Center for Human Identification, University of North Texas Health Science Center, 3500 Camp, Bowie Blvd., Fort Worth, TX 76107, USA.
Department of Microbiology, Immunology and Genetics, University of North Texas Health Science Center, 3500 Camp Bowie Blvd., Fort Worth, TX 76107, USA.
Genes (Basel). 2021 Jan 20;12(2):128. doi: 10.3390/genes12020128.
Despite the benefits of quantitative data generated by massively parallel sequencing, resolving mitotypes from mixtures occurring in certain ratios remains challenging. In this study, a bioinformatic mixture deconvolution method centered on population-based phasing was developed and validated. The method was first tested on 270 in silico two-person mixtures varying in mixture proportions. An assortment of external reference panels containing information on haplotypic variation (from similar and different haplogroups) was leveraged to assess the effect of panel composition on phasing accuracy. Building on these simulations, mitochondrial genomes from the Human Mitochondrial DataBase were sourced to populate the panels and key parameter values were identified by deconvolving an additional 7290 in silico two-person mixtures. Finally, employing an optimized reference panel and phasing parameters, the approach was validated with in vitro two-person mixtures with differing proportions. Deconvolution was most accurate when the haplotypes in the mixture were similar to haplotypes present in the reference panel and when the mixture ratios were neither highly imbalanced nor subequal (e.g., 4:1). Overall, errors in haplotype estimation were largely bounded by the accuracy of the mixture's genotype results. The proposed framework is the first available approach that automates the reconstruction of complete individual mitotypes from mixtures, even in ratios that have traditionally been considered problematic.

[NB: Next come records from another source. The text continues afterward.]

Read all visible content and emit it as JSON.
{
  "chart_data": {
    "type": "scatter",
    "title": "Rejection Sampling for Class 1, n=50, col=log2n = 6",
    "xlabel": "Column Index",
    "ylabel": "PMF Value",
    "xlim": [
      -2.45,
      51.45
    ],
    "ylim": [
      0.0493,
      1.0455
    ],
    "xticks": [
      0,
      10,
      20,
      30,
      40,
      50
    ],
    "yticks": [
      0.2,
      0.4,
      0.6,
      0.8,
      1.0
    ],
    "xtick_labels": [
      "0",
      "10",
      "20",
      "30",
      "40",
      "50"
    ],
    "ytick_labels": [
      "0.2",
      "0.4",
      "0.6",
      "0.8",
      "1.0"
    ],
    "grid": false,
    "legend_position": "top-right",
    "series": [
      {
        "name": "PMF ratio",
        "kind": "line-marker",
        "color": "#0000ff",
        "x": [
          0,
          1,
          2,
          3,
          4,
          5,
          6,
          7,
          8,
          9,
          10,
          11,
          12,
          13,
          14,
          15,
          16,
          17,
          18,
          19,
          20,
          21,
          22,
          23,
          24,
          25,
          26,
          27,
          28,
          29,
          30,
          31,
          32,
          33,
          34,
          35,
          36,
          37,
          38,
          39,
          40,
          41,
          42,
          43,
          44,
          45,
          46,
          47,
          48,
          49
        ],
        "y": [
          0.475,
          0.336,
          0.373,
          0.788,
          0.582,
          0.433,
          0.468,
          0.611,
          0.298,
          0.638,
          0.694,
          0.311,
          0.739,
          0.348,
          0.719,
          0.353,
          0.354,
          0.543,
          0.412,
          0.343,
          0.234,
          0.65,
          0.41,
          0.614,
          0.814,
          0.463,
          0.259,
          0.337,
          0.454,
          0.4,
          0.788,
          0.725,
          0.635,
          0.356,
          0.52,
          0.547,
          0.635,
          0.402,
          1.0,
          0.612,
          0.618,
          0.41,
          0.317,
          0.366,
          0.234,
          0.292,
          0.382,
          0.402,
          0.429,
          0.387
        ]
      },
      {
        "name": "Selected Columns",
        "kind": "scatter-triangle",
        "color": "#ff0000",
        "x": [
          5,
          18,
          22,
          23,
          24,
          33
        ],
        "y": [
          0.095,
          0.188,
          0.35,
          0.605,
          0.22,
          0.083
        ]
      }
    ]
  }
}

尽管大规模平行测序产生的定量数据有很多好处,但从某些特定比例的混合物中解析出线粒体型仍然具有挑战性。在这项研究中,开发并验证了一种以基于群体定相为中心的生物信息学混合物解卷积方法。该方法首先在 270 个不同混合比例的虚拟二人混合物上进行了测试。利用包含单倍型变异信息的各种外部参考面板(来自相似和不同的单倍型群)来评估面板组成对定相准确性的影响。基于这些模拟,从人类线粒体数据库中获取线粒体基因组以填充面板,并通过解卷积另外 7290 个虚拟二人混合物来确定关键参数值。最后,使用优化的参考面板和定相参数,该方法通过具有不同比例的体外二人混合物进行了验证。当混合物中的单倍型与参考面板中存在的单倍型相似,并且混合物比例既不过分不平衡也不相等(例如 4:1)时,解卷积的准确性最高。总体而言,单倍型估计的误差在很大程度上受到混合物基因型结果准确性的限制。该框架是第一个可自动从混合物中重建完整个体线粒体型的方法,即使在传统上被认为有问题的比例下也是如此。